Burns

Introduction

Burns are characterized as

  • First degree - Red/painful, minor swelling.
  • Second degree - Thicker, very painful, produce blisters.
  • Third degree - Damage to all layers of skin, appears white or charred.

Burn Depths



The Need of Referral

Burns from chemical or electricity exposure or in immunosuppressed patients should be referred for emergency medical care.

If the burn is first or second degree, OTC treatment is acceptable if the area is less than two inches in diameter and not located on the face, over a major joint or on the feet.

  • In diabetes, a burn on a foot, even mild, could lead to an amputation. Vigilance is required.



Initial Management

Most minor burns can be treated at home.

  • They usually heal within a couple of weeks.

Minor burns should be treated first by running the burn under cold tap water for a minimum of 20-30 minutes.

  • Do not apply ice as it can further damage injured skin.
  • Bandaging is not always necessary for minor burns unless there is broken skin or blisters pop.
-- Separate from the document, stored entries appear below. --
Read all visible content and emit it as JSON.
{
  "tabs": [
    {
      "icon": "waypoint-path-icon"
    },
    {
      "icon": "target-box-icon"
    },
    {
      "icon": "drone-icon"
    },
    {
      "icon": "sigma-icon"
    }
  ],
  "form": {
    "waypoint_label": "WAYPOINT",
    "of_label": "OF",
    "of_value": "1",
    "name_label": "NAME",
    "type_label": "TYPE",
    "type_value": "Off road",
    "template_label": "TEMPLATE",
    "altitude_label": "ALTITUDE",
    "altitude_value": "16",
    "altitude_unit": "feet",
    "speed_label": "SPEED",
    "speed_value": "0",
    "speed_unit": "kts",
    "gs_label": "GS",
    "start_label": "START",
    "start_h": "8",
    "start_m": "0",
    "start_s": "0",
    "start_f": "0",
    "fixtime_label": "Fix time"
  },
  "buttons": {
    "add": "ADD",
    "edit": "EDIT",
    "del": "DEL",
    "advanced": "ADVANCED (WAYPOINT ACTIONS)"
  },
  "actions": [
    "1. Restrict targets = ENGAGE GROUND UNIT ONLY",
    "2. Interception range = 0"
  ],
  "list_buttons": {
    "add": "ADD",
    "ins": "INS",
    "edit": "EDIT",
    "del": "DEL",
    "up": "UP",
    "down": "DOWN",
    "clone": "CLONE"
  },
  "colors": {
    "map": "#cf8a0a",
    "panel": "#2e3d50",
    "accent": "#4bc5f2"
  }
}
Petroleum jelly, aloe vera gel or hydrogel may be used for skin protection over a minor burn to hold in moisture and reduce scarring risk.

  • However, consult a doctor for second-degree or deeper burns.

Silver sulfadiazine can be used topically to reduce infection risk and promote healing.

  • If the skin is broken, systemic toxicity could occur.
  • Do not use with sulfa allergy or G6PD deficiency (due to haemolysis risk).

NOTE: Fluid-filled blisters protect against infection, hence do not break blisters. If a blister breaks, clean the area with water (mild soap is optional). Apply an antibiotic ointment (e.g. mupirocin, bacitracin or polymyxin B).